The CEOs of top Saudi Arabian and U.S. oil producers Aramco and Exxon Mobil on Monday pushed back forecasts of peak oil demand, and said the energy transition would require continuing investment in conventional oil and gas.
Their comments come after the executive director of the International Energy Agency (IEA) last week said that new estimates showed the age of relentless fossil growth is ending and demand would peak in 2030.
Speaking at the World Petroleum Congress in Calgary, Aramco CEO Amin Nasser said talk of peak oil demand had come up many times before.
"This notion is wilting under scrutiny because it is mostly being driven by policies, rather than the proven combination of markets, competitive economics and technology," Nasser said.
He said he expected demand to grow to around 110 million barrels per day (bpd) by 2030.
Nasser said the narrative of the current energy transition was based on "unrealistic" assumptions and scenarios and it was important to keep investing in oil and gas to ensure global energy security and an affordable transition to cleaner sources of energy.
"We need to invest, otherwise in the mid- to long-term we will have another crisis and we will go backward in terms of using more and more coal and other cheap products that are available today."

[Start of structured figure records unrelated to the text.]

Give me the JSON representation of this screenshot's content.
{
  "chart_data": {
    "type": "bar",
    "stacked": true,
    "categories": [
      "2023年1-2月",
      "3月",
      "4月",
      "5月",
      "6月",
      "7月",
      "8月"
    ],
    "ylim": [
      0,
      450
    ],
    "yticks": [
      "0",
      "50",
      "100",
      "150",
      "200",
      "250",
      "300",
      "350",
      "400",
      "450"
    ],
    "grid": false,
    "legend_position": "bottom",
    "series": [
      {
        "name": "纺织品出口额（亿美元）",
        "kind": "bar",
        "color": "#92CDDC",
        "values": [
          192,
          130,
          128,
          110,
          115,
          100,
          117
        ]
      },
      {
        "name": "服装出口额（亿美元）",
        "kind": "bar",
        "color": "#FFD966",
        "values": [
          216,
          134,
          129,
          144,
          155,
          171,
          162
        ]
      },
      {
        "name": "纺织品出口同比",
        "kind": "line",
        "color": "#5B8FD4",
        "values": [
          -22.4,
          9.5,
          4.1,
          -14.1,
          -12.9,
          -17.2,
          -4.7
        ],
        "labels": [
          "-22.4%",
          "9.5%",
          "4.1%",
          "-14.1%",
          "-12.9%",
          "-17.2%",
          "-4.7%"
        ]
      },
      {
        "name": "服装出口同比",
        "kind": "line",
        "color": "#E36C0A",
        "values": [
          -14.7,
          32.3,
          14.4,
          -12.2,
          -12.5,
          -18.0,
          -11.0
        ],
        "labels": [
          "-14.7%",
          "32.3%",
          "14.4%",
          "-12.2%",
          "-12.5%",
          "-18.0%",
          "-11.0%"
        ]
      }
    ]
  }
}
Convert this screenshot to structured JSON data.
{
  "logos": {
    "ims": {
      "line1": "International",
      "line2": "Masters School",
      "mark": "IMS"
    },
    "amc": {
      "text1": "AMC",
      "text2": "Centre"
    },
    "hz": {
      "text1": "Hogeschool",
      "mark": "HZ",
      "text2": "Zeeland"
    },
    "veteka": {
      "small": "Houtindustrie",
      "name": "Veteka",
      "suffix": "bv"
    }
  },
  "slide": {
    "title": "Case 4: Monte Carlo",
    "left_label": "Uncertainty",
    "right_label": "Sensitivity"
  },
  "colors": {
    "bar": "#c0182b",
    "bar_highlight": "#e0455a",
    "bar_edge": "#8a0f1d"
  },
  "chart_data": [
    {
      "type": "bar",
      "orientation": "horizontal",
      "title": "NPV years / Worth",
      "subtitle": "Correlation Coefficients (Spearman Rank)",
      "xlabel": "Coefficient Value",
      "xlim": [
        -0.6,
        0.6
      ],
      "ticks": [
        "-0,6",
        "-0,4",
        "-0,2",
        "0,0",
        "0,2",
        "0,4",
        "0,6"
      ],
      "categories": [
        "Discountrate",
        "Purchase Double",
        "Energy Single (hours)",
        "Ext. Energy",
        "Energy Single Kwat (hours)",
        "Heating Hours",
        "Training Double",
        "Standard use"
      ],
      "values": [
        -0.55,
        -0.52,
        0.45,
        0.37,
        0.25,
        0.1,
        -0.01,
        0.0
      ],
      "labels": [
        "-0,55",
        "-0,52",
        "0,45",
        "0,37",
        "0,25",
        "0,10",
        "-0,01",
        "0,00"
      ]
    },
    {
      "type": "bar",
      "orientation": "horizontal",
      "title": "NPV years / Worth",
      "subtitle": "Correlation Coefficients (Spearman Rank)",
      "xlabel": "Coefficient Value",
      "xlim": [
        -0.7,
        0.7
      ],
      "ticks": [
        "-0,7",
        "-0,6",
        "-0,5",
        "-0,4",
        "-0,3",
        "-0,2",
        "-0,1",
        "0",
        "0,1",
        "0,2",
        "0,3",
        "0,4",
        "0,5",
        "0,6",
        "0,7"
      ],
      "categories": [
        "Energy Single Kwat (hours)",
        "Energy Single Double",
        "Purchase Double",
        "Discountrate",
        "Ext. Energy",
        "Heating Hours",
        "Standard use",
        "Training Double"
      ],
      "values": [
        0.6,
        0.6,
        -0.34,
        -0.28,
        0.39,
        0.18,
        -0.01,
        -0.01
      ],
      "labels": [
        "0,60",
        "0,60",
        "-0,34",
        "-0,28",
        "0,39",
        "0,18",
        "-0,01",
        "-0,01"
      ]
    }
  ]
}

Exxon CEO Darren Woods, speaking on the same panel, said it will be difficult to replace today's energy system because oil and gas are so widely available, and the transition would take time.
"There seems to be wishful thinking that we're going to flip a switch from where we're at today to where it will be tomorrow," Woods said.
"No matter where demand gets to, if we don't maintain some level of investment industry, you end up running shorter supply which leads to higher prices."